Ginsburg, who passed away in 2020, said in one address that there was no going back once Carter nominated women to the bench in large numbers.
It would be challenging for the other justices to gather casually, with robes off, shoes off, and shirt collars unbuttoned, to discuss their issues and reach conclusions if there was a female justice. Ginsburg went on to mention the previous resistance to women serving on the bench when former President Harry Truman, who presided over the country from 1945 to 1953, brought up the subject of a female justice.
Carter appointed a record 57 people of color to the bench in addition to the 41 women judges he appointed to the federal judiciary. These individuals included future notable federal appellate judges like Leon Higginbotham, who served on the 3rd Circuit in Philadelphia; Amalya Kearse, who served on the 2nd Circuit in New York; and Damon Keith, who served on the 6th Circuit in Cincinnati.
Carter's efforts to diversify the bench were commended by civil rights activists. However, it was also "important for improving the legitimacy and quality of judging," according to Sherrilyn Ifill, a law professor at Howard University and a former director of the NAACP Legal Defense Fund.
"The nation was ready for it," Carter said, downplaying his part in the pattern that broke under barriers.
Carter, however, was never given the chance to take a seat on the Supreme Court.
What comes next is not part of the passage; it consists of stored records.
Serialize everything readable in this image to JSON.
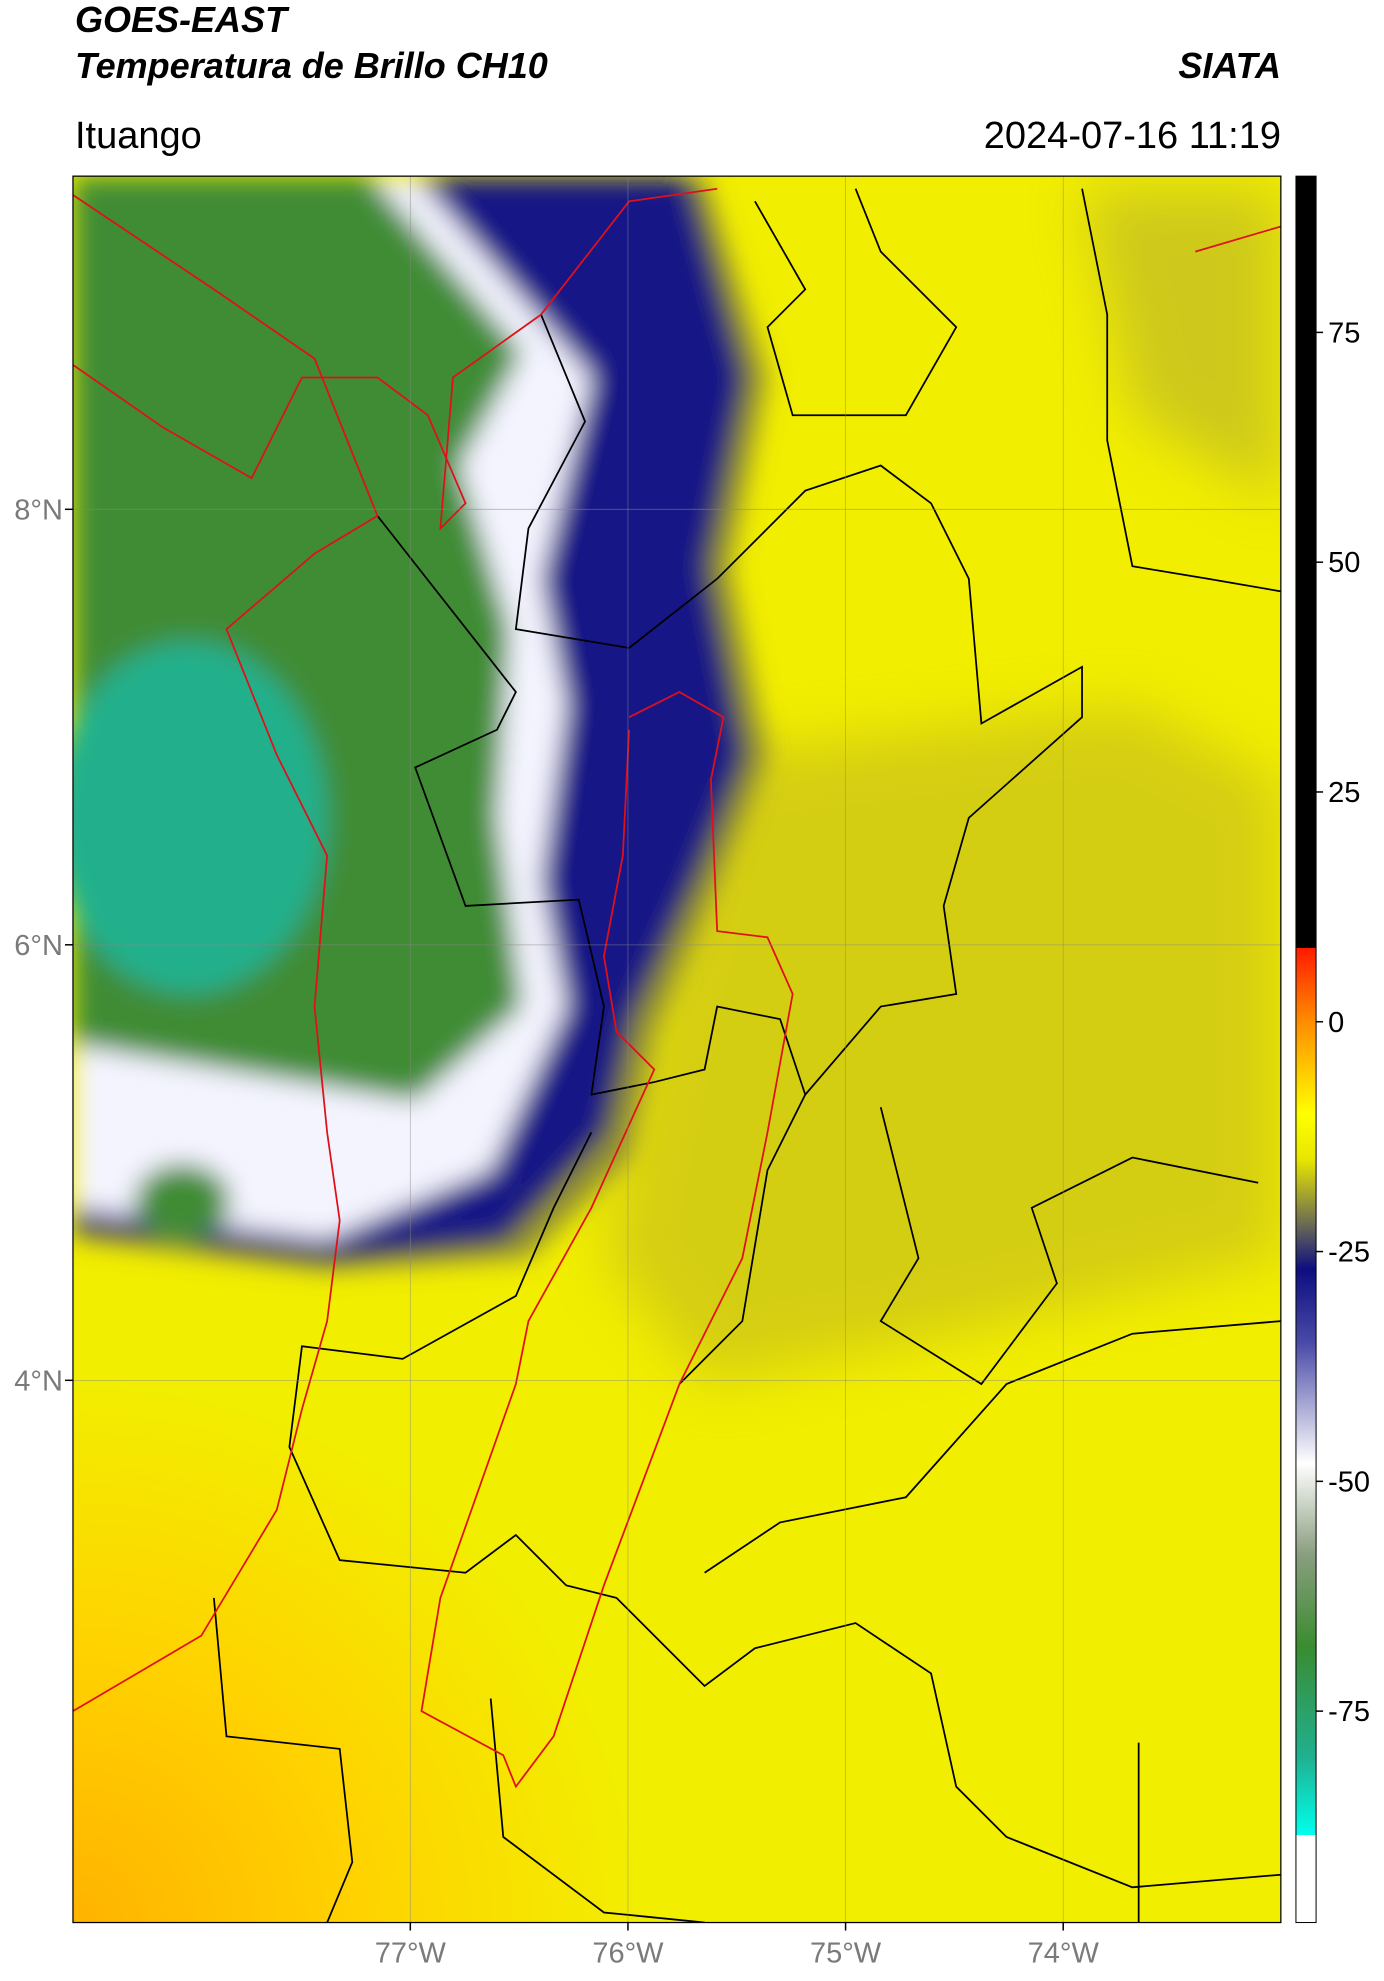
{
  "title": "GOES-EAST",
  "subtitle": "Temperatura de Brillo CH10",
  "brand": "SIATA",
  "location": "Ituango",
  "datetime": "2024-07-16 11:19",
  "map": {
    "xlim": [
      -78.55,
      -73.0
    ],
    "ylim": [
      1.51,
      9.53
    ],
    "xticks": [
      {
        "value": -77,
        "label": "77°W"
      },
      {
        "value": -76,
        "label": "76°W"
      },
      {
        "value": -75,
        "label": "75°W"
      },
      {
        "value": -74,
        "label": "74°W"
      }
    ],
    "yticks": [
      {
        "value": 8,
        "label": "8°N"
      },
      {
        "value": 6,
        "label": "6°N"
      },
      {
        "value": 4,
        "label": "4°N"
      }
    ]
  },
  "colorbar": {
    "clim": [
      -98,
      92
    ],
    "ticks": [
      75,
      50,
      25,
      0,
      -25,
      -50,
      -75
    ]
  }
}
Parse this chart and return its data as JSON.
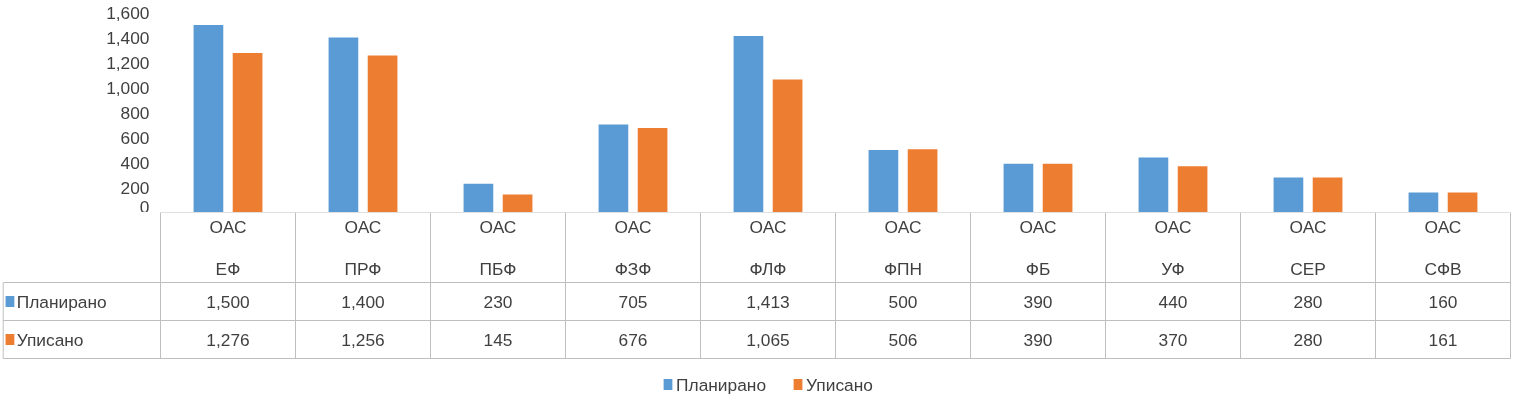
{
  "chart_data": {
    "type": "bar",
    "categories": [
      "ОАС\nЕФ",
      "ОАС\nПРФ",
      "ОАС\nПБФ",
      "ОАС\nФЗФ",
      "ОАС\nФЛФ",
      "ОАС\nФПН",
      "ОАС\nФБ",
      "ОАС\nУФ",
      "ОАС\nСЕР",
      "ОАС\nСФВ"
    ],
    "series": [
      {
        "name": "Планирано",
        "color": "#5b9bd5",
        "values": [
          1500,
          1400,
          230,
          705,
          1413,
          500,
          390,
          440,
          280,
          160
        ],
        "value_labels": [
          "1,500",
          "1,400",
          "230",
          "705",
          "1,413",
          "500",
          "390",
          "440",
          "280",
          "160"
        ]
      },
      {
        "name": "Уписано",
        "color": "#ed7d31",
        "values": [
          1276,
          1256,
          145,
          676,
          1065,
          506,
          390,
          370,
          280,
          161
        ],
        "value_labels": [
          "1,276",
          "1,256",
          "145",
          "676",
          "1,065",
          "506",
          "390",
          "370",
          "280",
          "161"
        ]
      }
    ],
    "ylim": [
      0,
      1600
    ],
    "yticks": [
      0,
      200,
      400,
      600,
      800,
      {
        "value": 1000,
        "label": "1,000"
      },
      {
        "value": 1200,
        "label": "1,200"
      },
      {
        "value": 1400,
        "label": "1,400"
      },
      {
        "value": 1600,
        "label": "1,600"
      }
    ],
    "grid": false,
    "legend": "bottom"
  }
}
He is the only president to have served an entire term without being appointed. However, his focus on selecting minority and female judges might have increased pressure on Ronald Reagan to promise to choose the first woman to the Supreme Court in 1980 when he was running against Carter.
“The most qualified woman I can find will fill one of the first Supreme Court vacancies in my administration,” Reagan declared at a Los Angeles gathering in October 1980.
"Equal rights for women involves more than just one job for one woman," Carter said at the time, dismissing the pledge as a cynical vote-buying gimmick.
Reagan fulfilled his pledge and nominated Sandra Day O'Connor a few months after he declared his intention to run for president in 1981.
The second woman was Ginsburg, Carter's previous appellate court pick, who was appointed by President Bill Clinton in 1993.